While many stray away from the supposedly volatile crypto game, some are more attracted to the possibility that when the mainstream world finally realizes how beneficial blockchain cryptocurrency can be, they will be the ones to dictate the future of finance. But thanks to cryptocurrency exchange traded funds (ETF), it has never been simpler for the average investor to become involved with cryptocurrency and be in with a chance of shaping the economy.
What is an Exchange Traded Fund?
Exchange traded funds can be a beneficial instrument in the investor’s toolkit, no matter how experienced the investor may be. Essentially, ETFs combine the features of an index fund – which follows a series of pre-set commands to track or match the components of a market index – and a stock traded on an exchange. ETFs package up a series of stocks to be then sold as one single equity, which removes some of the legwork and hassle involved in investing and trading. The major benefit of an ETF is that they have a low barrier of entry. Not only do they require low fees to manage, they are also beneficial for the purposes of tax. The ease of entering into an ETF is why they have become the perfect weapon for the investor attempting to get into cryptocurrency.

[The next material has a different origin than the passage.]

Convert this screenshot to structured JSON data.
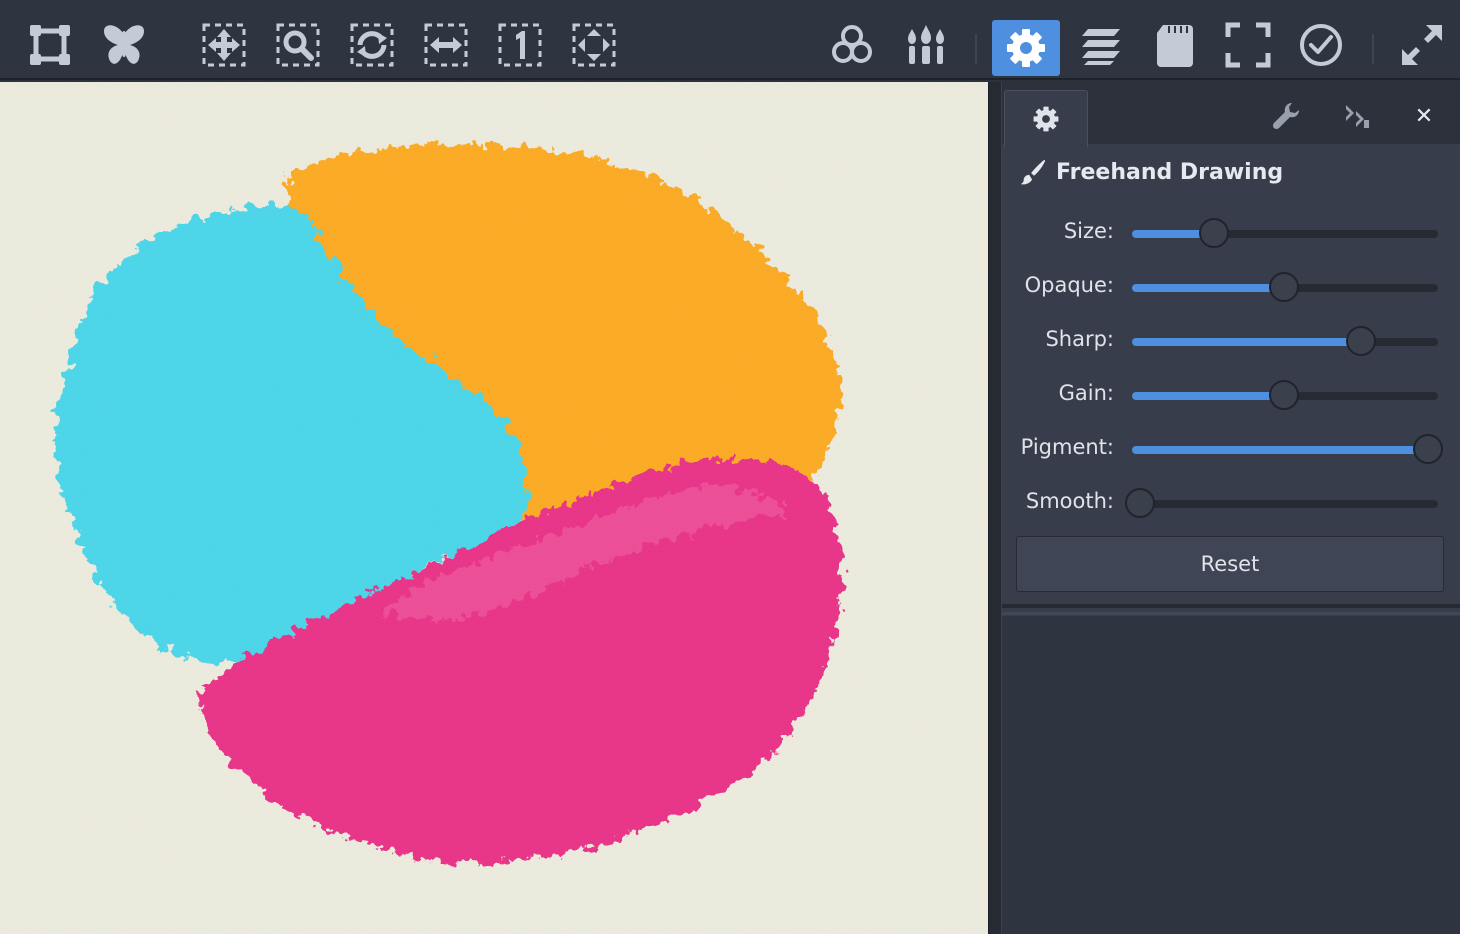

Exchange Traded Funds and Cryptocurrency
The ETF has the benefit of being more stable, which could combat the problems with cryptocurrency’s volatility. This means that investors and traders can participate in the crypto boom and take advantage of the benefits of cryptocurrency without actually having to own them and being liable for any potential crashes. Cryptocurrency exchanges are still at risk from cybercrime, scams and theft, so ETFs can help mitigate against this. The crypto ETF would track the specific token, e.g. Bitcoin, Ethereum (ETH), Ripple (XRP) etc. They would be impacted by price changes throughout the day as various investors buy or sell the tokens. ETF investors own a proportion of the profits from the stakes that are traded on – i.e. the tokens.
What are the Benefits of a Cryptocurrency ETF?
One of the major benefits of a cryptocurrency ETF is the safety feature compared to traditional digital crypto wallets. The fact that the asset itself isn’t owned means it cannot be stolen and the ETF provides a greater degree of cybersecurity. Moreover, the crypto ETF can be used to track multiple tokens at once, which is beneficial for those who are involved with cryptocurrency as a whole and not just one type of token. Essentially, a crypto ETF would remove the hassle of administration involved in monitoring various different tokens.
Cryptocurrency ETFs make the process of investing and trading on cryptocurrency easier and safer. The added security and ease means the barrier for entry is lower, and as with all ETFs, it is cheaper. Altogether, this will contribute to the continued success of the cryptocurrency industry.